The choice of symptoms and methodology of study of symptom response during treatment was somewhat illogical. Ironically, dysmenorrhea was clustered with dyspareunia and pelvic pain not related to menstruation, and a total symptom score was developed to assess symptom response during treatment. Since Nafarelin in high dose is a potent inhibitor of ovarian function, most women can be expected to become amenorrheic while on therapy. Since dysmenorrhea is usually thought of as pain or cramps due to the menstrual flow, cessation of menses for any reason will obviously result in improvement of dysmenorrhea. Since this improvement is assured by amenorrhea, this may skew the results of symptom response in an artificially favorable direction by lumping a symptom which will always respond to amenorrhea (dysmenorrhea) with symptoms which may not respond to amenorrhea (dyspareunia, pain not associated with the menstrual flow). It would have been more helpful to assess the individual response of each symptom. Since it is known that other causes of pelvic pain are also estrogen-responsive (such as fibroids or adenomyosis), improvement of symptoms during therapy cannot be ascribed with absolute certainty to improvement of symptoms caused by endometriosis. Improvement of symptoms is therefore based on the assumption that symptoms were all due to endometriosis.

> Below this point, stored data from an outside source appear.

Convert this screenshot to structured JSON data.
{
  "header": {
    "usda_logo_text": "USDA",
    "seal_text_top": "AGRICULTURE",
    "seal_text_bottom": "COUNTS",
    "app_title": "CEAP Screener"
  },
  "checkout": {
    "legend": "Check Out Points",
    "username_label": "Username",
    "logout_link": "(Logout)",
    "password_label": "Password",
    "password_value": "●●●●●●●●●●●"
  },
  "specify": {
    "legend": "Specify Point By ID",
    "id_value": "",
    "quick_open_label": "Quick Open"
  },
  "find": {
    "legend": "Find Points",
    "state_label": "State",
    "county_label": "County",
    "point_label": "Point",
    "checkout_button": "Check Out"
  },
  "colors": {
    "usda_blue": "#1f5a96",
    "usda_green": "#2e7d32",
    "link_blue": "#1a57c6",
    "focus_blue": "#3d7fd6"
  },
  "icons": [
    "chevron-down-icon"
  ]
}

While endometriosis is a potent cause of pain, and while it may be true that much of the pain relief experienced during treatment may truly have been caused by endometriosis, we simply do not know for certain that the observed improvement represented a favorable response of symptoms due to endometriosis. This is a reprise of Kistner's postulate of an "assumed fact." This is why it is much safer to study biopsy-proven evidence of persistence or recurrence of endometriosis after medical or surgical treatment, since this is the only measurement which is absolutely indicative of the true response of the disease to treatment. Anything else is just a matter of opinion, not fact. This study was recently sent to all gynecologists by Syntex after FDA approval of Synarel as a promotion of the drug.